Nunca fui buen jugador de futbolín, ni de fútbol, claro, pero ha fallecido ahora el inventor del futbolín y creo que se le debe un homenaje. Al menos yo se lo debo a aquel señor, que fue una temporada el mejor compañero de mi vida. Los datos sobre él los tengo archivados en mi ordenador y no voy a levantarme ahora a mirarlos. No me levanto yo de esta máquina ni aunque se muera un ministro. Prosigamos.
Vivíamos en un piso de Ventas, nuestro primer piso en Madrid. A las ocho en punto yo me tiraba de la cama como un bombero y, tras un trayecto de Metro, aparecía en la estación del Norte a recoger los periódicos del grupo, lo que se ha llamado luego, generalizando, el Correo. No falté ni una vez a la cita, salvo un día en que me acompañaba esa cruel señorita llamada gripe, cuando me di media vuelta dejando mi paquete, todavía caliente de tren, y me acerqué al quiosco a elegir un libro para meterme en la cama con lectura.
Recuerdo que el libro era El pollo no se come con la mano, de mi admirado Pitigrilli, quien me acompañó en la enfermedad todo el tiempo y seguramente me curó, porque los humoristas curan mucho, especialmente a los escritores sin humor. Y todavía me reprocha un periodista que viene a verme:
- Y usted sigue amarrado a la columna.
- Lo peor, hijo, es que la columna sigue amarrada a mí.

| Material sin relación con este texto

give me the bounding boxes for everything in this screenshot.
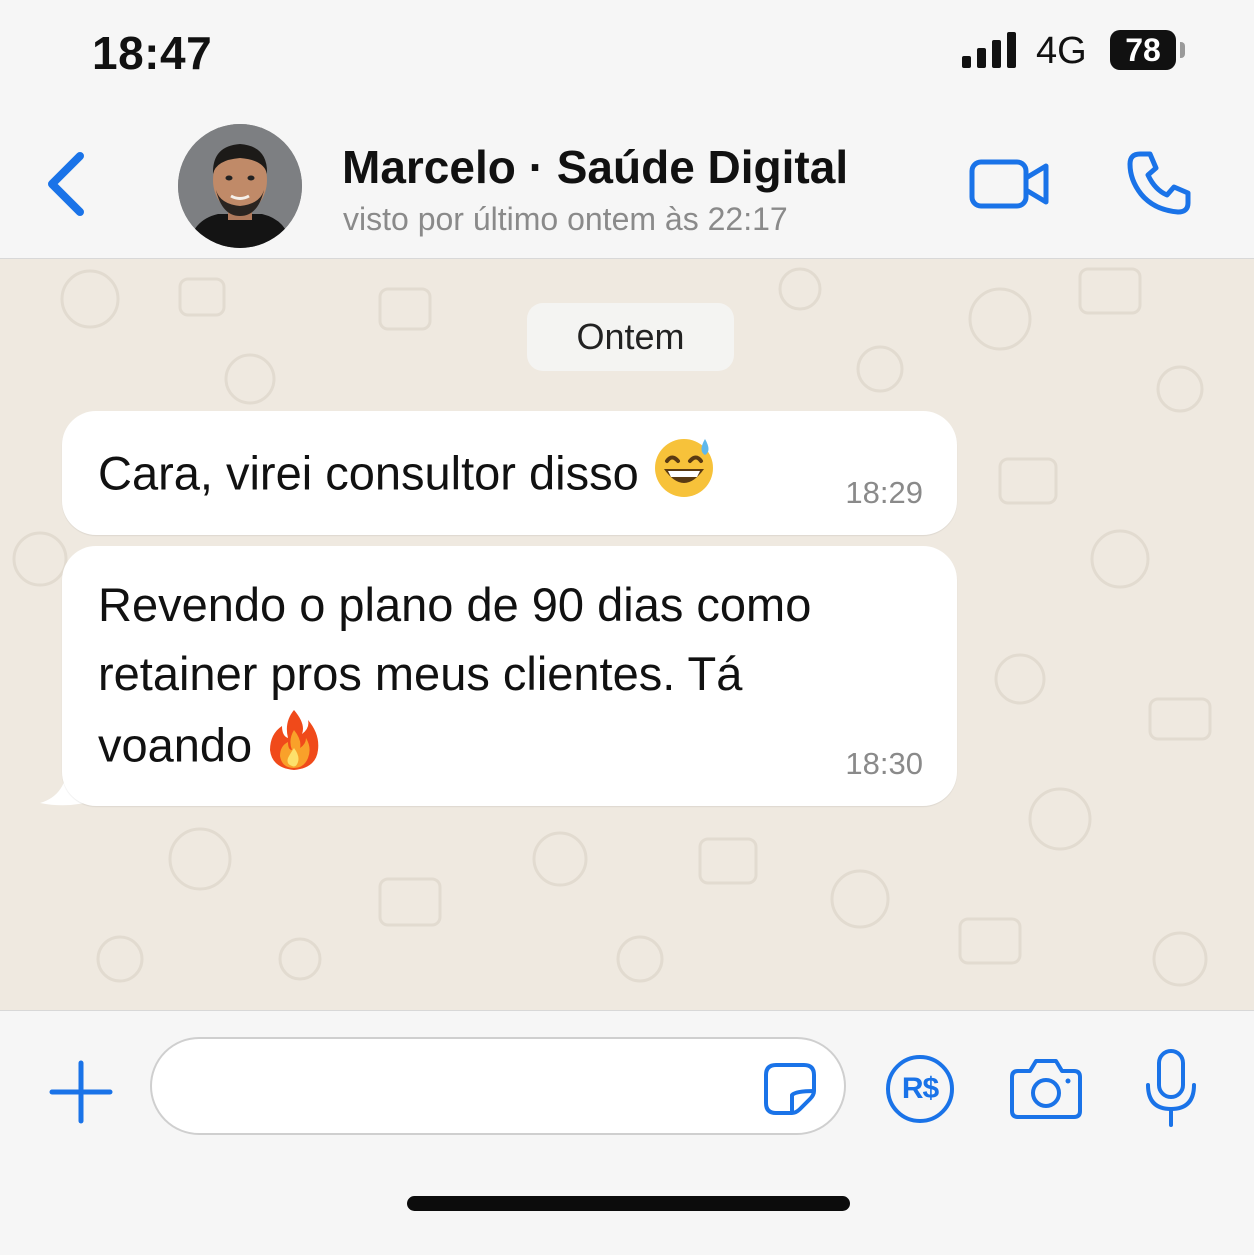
input-bar: R$ bbox=[0, 1010, 1254, 1255]
grinning-sweat-emoji bbox=[653, 437, 715, 517]
chat-area[interactable]: Ontem Cara, virei consultor disso 18:29 … bbox=[0, 259, 1254, 1010]
message-text: Cara, virei consultor disso bbox=[98, 437, 715, 517]
message-input[interactable] bbox=[150, 1037, 846, 1135]
chat-header: Marcelo · Saúde Digital visto por último… bbox=[0, 100, 1254, 259]
message-line: retainer pros meus clientes. Tá bbox=[98, 647, 743, 700]
plus-icon[interactable] bbox=[48, 1059, 114, 1125]
contact-name[interactable]: Marcelo · Saúde Digital bbox=[342, 140, 848, 194]
video-call-icon[interactable] bbox=[968, 154, 1052, 214]
message-line: Cara, virei consultor disso bbox=[98, 446, 639, 500]
battery-nub bbox=[1180, 42, 1185, 58]
battery-indicator: 78 bbox=[1110, 30, 1176, 70]
message-bubble[interactable]: Revendo o plano de 90 dias como retainer… bbox=[62, 546, 957, 806]
avatar[interactable] bbox=[178, 124, 302, 248]
status-bar: 18:47 4G 78 bbox=[0, 0, 1254, 100]
message-time: 18:29 bbox=[845, 475, 923, 510]
message-time: 18:30 bbox=[845, 746, 923, 781]
message-text: Revendo o plano de 90 dias como retainer… bbox=[98, 570, 811, 790]
chevron-left-icon[interactable] bbox=[40, 148, 96, 220]
status-time: 18:47 bbox=[92, 27, 213, 79]
last-seen-status: visto por último ontem às 22:17 bbox=[343, 201, 788, 237]
signal-bars-icon bbox=[962, 32, 1016, 68]
network-type: 4G bbox=[1036, 30, 1087, 72]
home-indicator[interactable] bbox=[407, 1196, 850, 1211]
fire-emoji bbox=[266, 708, 322, 790]
message-line: Revendo o plano de 90 dias como bbox=[98, 578, 812, 631]
payment-label[interactable]: R$ bbox=[884, 1053, 956, 1125]
microphone-icon[interactable] bbox=[1140, 1049, 1202, 1129]
avatar-photo bbox=[178, 124, 302, 248]
phone-call-icon[interactable] bbox=[1124, 148, 1194, 218]
message-line: voando bbox=[98, 718, 253, 772]
message-bubble[interactable]: Cara, virei consultor disso 18:29 bbox=[62, 411, 957, 535]
sticker-icon[interactable] bbox=[762, 1061, 818, 1117]
camera-icon[interactable] bbox=[1008, 1055, 1084, 1121]
date-separator: Ontem bbox=[527, 303, 734, 371]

Qué tiempos aquéllos. A mí me daban mil pesetas mensuales por repartir la prensa de provincias en Madrid. Aquello sí que era columna. Liberado del ominoso paquete me metía en un bar de Alcalá que tenía futbolín, pedía un bocata calamares y me agregaba a los jugadores mañaneros y expertos. No jugaba muy bien, pero me sentía libre y hasta fuerte. Ahora comprendo que todo se lo debíamos al inventor del futbolín. Gracias a su máquina nos salvábamos del hambre en aquella bohemia franquista. Ahora ha muerto en el anonimato de los periódicos y me gustaría hacerle una columna con nombre y todo, pero ya digo que no voy a levantarme ahora para mirarlo. En un libro mío, Amado siglo XX, recojo, entre los grandes inventos, la bomba atómica, la bicicleta, el aeroplano, el teléfono de Graham Bell, y estuve a punto de meter el futbolín y ahora pienso que aquel inventivo español se lo merecía.
Muchos años más tarde, cuando me dieron un título honorario en la Escuela de Periodismo, no eché de menos a los grandes de la Prensa, que algunos de ellos no habían acudido al evento, pero sí me acordé del inventor del futbolín, gracias al cual no acabamos muertos de hambre aquella generación franquista sin saberlo, pues vivíamos a la sombra del Valle de los Caídos, que era perversa y perjudicó con la muerte a los supervivientes. Los inventores españoles no son inventores a secas, como los extranjeros, sino que aquí buscamos el beneficio y la caridad para repartir entre los mutilados y los niños despiezados, según nuestro origen católico. Quiero decir que con esa intención se inventa el futbolín. Yo no era un niño mutilado de cuerpo, pero sí de alma, que no iba nunca a comulgar a la parroquia. Cuando los demás practicaban el Santo Sacramento yo me quedaba en una taberna del barrio jugando con los otros chicos. Jugando al futbolín, claro.